Debug info for pointer-to-array type with dynamic bounds not working


I have locally implemented support for generating debug information for dynamic arrays in the LLVM code generator of the Free Pascal Compiler. A dynamic array in Pascal consist of a pointer to the array data, preceded by a ptruint_t containing the length, and before that a ptrint_t with the reference count (-1 if a constant).

Here is a test program:

{$mode objfpc}

  mydynarray: array of longint;

You can find the generated LLVM IR at target datalayout = "e-p:64:64:64-i1:8:8-i8:8:8-i16:16:16-i32:32:32-i64:64:64-f3 - . In particular, the debug information for the array:

; The variable
!28 = distinct !DIGlobalVariable(name: "MYDYNARRAY", scope: !5, file: !7, line: 4, type: !30, isDefinition: true, isLocal: true)

; the Longint type
!10 = !DIDerivedType(tag: DW_TAG_typedef, name: "LONGINT", file: !43, line: 25, baseType: !42)
!42 = !DIBasicType(size: 32, encoding: DW_ATE_signed)

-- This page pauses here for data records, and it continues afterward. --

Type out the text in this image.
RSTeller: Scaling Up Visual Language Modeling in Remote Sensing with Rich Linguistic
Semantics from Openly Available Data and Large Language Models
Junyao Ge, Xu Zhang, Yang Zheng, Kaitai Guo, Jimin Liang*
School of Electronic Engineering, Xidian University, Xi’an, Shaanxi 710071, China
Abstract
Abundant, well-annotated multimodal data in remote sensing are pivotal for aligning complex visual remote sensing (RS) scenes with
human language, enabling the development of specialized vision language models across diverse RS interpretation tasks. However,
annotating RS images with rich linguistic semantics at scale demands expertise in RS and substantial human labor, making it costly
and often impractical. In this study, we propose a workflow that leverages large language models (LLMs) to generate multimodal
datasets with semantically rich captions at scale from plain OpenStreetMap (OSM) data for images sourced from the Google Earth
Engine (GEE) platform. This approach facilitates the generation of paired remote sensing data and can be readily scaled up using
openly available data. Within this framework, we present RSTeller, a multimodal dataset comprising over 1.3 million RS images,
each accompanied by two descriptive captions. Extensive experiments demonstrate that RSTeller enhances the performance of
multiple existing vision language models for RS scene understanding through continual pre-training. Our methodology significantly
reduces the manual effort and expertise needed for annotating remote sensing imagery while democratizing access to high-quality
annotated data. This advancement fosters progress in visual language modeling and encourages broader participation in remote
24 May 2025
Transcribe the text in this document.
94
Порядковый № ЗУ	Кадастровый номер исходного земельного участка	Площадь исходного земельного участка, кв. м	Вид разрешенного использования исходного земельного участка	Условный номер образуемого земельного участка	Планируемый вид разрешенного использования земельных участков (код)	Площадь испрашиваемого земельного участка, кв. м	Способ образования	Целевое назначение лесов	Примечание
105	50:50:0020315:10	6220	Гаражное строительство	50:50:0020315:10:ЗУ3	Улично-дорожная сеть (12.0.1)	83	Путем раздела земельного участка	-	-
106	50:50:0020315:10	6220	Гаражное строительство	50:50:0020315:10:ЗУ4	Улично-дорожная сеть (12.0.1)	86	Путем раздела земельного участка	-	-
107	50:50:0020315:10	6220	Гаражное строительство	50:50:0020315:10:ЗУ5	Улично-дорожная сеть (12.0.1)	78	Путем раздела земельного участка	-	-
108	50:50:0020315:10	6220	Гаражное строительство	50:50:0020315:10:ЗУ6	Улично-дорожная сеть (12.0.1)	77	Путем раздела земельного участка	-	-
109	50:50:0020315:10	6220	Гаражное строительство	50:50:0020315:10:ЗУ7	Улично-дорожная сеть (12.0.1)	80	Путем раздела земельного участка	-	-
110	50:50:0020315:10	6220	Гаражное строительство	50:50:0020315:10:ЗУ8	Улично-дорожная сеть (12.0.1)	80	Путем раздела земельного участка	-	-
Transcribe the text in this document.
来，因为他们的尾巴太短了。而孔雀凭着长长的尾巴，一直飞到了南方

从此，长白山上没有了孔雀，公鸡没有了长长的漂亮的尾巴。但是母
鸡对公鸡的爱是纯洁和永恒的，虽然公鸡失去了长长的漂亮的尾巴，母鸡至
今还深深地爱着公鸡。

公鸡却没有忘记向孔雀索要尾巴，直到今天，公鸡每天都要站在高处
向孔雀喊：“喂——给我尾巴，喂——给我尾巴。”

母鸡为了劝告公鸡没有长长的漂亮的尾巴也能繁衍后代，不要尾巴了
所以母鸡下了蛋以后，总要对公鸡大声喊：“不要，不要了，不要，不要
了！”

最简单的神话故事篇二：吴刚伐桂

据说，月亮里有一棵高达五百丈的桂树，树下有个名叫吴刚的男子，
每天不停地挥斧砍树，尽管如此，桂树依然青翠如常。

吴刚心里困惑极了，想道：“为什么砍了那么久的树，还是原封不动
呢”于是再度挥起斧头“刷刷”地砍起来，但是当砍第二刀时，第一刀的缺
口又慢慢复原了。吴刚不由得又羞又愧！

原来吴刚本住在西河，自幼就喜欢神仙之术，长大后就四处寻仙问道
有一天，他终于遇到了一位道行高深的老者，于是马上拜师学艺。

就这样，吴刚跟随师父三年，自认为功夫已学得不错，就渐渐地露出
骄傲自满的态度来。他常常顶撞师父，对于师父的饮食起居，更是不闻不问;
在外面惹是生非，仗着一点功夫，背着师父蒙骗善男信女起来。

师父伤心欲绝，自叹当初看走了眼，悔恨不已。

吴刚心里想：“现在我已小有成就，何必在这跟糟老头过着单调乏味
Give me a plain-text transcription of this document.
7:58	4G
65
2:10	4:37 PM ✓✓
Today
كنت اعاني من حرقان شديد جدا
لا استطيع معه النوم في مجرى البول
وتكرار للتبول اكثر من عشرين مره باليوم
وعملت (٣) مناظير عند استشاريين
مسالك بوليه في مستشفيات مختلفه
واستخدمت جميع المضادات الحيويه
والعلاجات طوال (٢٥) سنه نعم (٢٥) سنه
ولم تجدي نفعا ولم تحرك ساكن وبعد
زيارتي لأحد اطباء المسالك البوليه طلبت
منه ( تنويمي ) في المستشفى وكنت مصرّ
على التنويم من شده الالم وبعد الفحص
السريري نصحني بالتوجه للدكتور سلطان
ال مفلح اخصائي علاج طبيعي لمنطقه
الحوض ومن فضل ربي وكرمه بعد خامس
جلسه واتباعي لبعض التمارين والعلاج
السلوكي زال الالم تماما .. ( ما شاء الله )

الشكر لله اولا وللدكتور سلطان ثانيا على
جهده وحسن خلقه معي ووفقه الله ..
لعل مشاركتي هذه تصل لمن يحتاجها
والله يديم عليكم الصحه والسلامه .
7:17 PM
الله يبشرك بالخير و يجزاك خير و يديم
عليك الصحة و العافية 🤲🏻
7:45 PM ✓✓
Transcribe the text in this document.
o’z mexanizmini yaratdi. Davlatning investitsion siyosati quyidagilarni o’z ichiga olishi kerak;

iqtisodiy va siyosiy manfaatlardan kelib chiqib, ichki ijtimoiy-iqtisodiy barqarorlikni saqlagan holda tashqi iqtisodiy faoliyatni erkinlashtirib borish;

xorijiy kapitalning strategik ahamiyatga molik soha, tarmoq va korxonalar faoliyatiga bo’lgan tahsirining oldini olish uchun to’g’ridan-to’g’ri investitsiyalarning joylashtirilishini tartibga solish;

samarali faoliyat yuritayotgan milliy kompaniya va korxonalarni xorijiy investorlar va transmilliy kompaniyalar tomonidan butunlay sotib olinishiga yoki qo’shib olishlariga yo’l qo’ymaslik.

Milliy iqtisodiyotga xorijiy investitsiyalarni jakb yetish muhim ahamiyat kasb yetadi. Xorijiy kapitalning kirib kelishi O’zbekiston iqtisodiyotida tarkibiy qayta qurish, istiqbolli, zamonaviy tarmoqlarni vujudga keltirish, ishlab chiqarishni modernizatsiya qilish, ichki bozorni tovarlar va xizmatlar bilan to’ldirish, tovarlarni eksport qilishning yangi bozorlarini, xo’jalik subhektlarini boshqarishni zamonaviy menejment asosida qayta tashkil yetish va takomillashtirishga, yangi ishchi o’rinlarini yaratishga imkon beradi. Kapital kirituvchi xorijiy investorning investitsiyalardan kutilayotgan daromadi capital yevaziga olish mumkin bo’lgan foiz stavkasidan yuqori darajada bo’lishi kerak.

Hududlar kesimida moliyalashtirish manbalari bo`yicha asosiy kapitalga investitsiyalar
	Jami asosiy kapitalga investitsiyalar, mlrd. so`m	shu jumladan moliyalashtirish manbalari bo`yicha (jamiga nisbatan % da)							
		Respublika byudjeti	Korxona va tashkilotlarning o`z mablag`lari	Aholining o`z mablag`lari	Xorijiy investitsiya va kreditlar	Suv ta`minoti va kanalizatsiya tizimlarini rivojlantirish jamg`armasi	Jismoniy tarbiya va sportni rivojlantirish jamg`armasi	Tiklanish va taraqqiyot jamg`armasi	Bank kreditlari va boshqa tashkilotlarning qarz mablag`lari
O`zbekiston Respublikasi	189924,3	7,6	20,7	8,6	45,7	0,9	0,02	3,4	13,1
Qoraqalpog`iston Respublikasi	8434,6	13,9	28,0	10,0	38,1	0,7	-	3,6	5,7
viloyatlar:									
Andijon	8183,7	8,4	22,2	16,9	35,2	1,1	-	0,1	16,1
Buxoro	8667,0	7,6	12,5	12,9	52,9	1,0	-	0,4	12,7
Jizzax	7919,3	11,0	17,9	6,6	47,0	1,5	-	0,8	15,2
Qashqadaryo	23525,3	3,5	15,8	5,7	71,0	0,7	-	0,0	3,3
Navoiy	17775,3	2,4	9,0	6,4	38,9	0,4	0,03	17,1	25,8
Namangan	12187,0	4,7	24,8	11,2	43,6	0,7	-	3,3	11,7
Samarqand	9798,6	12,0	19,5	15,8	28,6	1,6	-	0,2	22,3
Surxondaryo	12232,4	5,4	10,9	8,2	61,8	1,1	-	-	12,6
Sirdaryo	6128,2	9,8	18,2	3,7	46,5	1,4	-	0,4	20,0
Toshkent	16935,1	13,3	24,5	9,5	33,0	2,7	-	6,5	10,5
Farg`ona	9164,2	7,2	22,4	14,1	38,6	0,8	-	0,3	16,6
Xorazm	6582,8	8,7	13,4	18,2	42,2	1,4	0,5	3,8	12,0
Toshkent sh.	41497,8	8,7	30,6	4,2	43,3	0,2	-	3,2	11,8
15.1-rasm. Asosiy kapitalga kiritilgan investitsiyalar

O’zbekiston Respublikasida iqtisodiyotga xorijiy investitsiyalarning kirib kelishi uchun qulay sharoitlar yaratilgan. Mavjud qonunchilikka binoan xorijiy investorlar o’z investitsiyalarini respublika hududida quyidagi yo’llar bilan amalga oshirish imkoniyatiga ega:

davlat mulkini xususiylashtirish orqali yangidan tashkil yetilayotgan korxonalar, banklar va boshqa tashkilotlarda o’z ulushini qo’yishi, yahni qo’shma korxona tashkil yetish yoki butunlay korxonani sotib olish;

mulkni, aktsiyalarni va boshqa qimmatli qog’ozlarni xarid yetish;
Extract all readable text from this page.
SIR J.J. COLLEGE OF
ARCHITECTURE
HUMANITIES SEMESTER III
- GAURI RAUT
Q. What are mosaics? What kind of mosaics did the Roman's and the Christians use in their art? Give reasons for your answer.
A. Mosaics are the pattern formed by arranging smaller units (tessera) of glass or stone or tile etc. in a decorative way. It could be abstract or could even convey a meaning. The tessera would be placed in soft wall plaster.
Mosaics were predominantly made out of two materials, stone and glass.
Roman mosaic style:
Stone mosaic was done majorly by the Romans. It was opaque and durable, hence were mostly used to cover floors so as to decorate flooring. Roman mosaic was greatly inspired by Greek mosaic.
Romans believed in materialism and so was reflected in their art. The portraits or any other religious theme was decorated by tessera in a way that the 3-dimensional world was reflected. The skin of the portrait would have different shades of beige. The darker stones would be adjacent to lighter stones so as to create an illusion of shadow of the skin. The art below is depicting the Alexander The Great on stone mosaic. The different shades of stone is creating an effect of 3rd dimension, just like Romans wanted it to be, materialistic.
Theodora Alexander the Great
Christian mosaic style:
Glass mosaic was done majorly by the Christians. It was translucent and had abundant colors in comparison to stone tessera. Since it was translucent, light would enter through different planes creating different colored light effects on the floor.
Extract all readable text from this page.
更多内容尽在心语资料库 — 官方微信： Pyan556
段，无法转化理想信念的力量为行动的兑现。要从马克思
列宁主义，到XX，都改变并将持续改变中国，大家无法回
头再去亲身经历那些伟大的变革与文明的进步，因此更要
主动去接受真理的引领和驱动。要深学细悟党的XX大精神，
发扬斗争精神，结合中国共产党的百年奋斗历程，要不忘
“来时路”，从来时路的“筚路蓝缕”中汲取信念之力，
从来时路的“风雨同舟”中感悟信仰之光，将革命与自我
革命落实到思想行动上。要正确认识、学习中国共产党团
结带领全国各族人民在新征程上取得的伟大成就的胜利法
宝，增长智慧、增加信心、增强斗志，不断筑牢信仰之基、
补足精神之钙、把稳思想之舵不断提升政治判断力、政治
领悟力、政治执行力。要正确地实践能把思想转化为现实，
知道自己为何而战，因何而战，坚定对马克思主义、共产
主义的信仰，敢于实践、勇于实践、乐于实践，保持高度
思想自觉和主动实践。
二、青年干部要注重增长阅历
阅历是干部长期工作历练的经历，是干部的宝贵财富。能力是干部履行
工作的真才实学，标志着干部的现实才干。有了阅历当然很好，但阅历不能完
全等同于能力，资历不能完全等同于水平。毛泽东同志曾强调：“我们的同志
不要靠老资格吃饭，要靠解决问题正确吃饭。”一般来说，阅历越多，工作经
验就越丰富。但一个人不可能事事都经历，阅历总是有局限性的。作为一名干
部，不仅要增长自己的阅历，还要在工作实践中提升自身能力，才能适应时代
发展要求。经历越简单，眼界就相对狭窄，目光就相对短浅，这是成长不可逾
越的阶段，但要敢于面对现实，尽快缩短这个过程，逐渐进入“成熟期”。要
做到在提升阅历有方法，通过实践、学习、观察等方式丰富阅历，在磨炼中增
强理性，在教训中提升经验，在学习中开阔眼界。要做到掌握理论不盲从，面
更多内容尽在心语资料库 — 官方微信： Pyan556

; The "array of Longint" type
!49 = distinct !DICompositeType(tag: DW_TAG_array_type, baseType: !10, elements: !46, dataLocation: !50)

; dataLocation: the array is a pointer (not using DW_OP_LLVM_implicit_pointer because the LLVM dwarf writer fatally asserts that it cannot encode it when used in combination with dynamic array bounds
!50 = !DIExpression(DW_OP_push_object_address, DW_OP_deref)

; The dimensions and bounds
!46 = !{!47}
!47 = !DISubrange(upperBound: !48, lowerBound: 0)
!48 = !DIExpression(DW_OP_push_object_address, DW_OP_deref, DW_OP_constu, 8, DW_OP_minus, DW_OP_deref)

This gets compiled by LLVM 15 into this DWARF:

0x0000002f:   DW_TAG_variable
                DW_AT_name      ("MYDYNARRAY")
                DW_AT_type      (0x00000044 "")
                DW_AT_decl_file ("/ssdata/dev/fpcgit/test/tt4.pp")
                DW_AT_decl_line (4)
                DW_AT_location  (DW_OP_addr 0x888)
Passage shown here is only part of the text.